To conduct their experiments, the researchers produced radium monofluoride molecules at CERN’s Collinear Resonance Ionization Spectroscopy (CRIS) facility, trapped and cooled them in laser-guided chambers, and then measured laser-induced energy transitions with extreme precision. The work involved MIT physicists Shane Wilkins, Silviu-Marian Udrescu, and Alex Brinson, alongside international collaborators.​

“Radium is naturally radioactive, with a short lifetime, and we can currently only produce radium monofluoride molecules in tiny quantities,” said Wilkins. “We therefore need incredibly sensitive techniques to be able to measure them.”
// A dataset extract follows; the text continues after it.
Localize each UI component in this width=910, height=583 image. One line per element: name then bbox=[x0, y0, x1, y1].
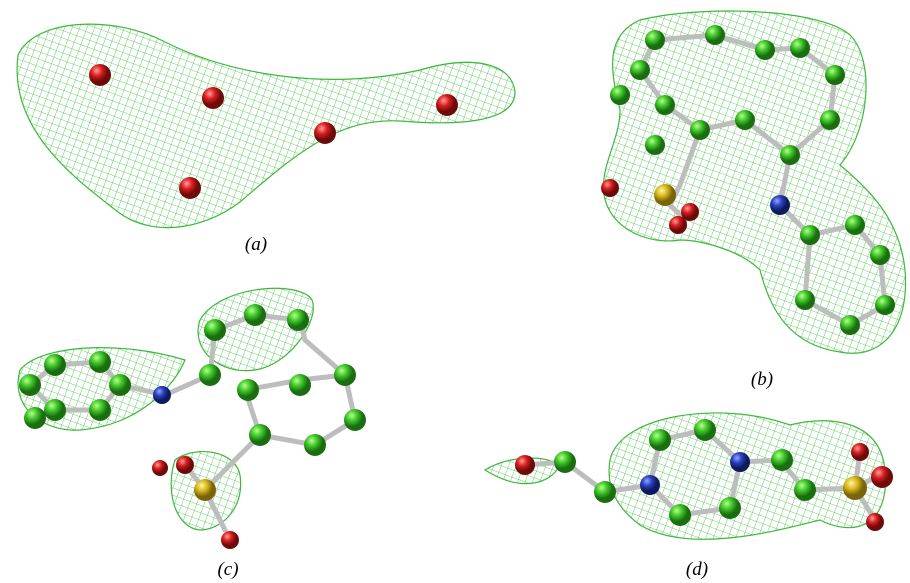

As Udrescu added, “When you put this radioactive atom inside of a molecule, the internal electric field that its electrons experience is orders of magnitude larger compared to the fields we can produce and apply in a lab. In a way, the molecule acts like a giant particle collider and gives us a better chance to probe the radium’s nucleus.”

Going forward, the MIT team aims to cool and align these molecules so that the orientation of their pear-shaped nuclei can be controlled for even more detailed mapping. “Radium-containing molecules are predicted to be exceptionally sensitive systems in which to search for violations of the fundamental symmetries of nature,” Garcia Ruiz said. “We now have a way to carry out that search”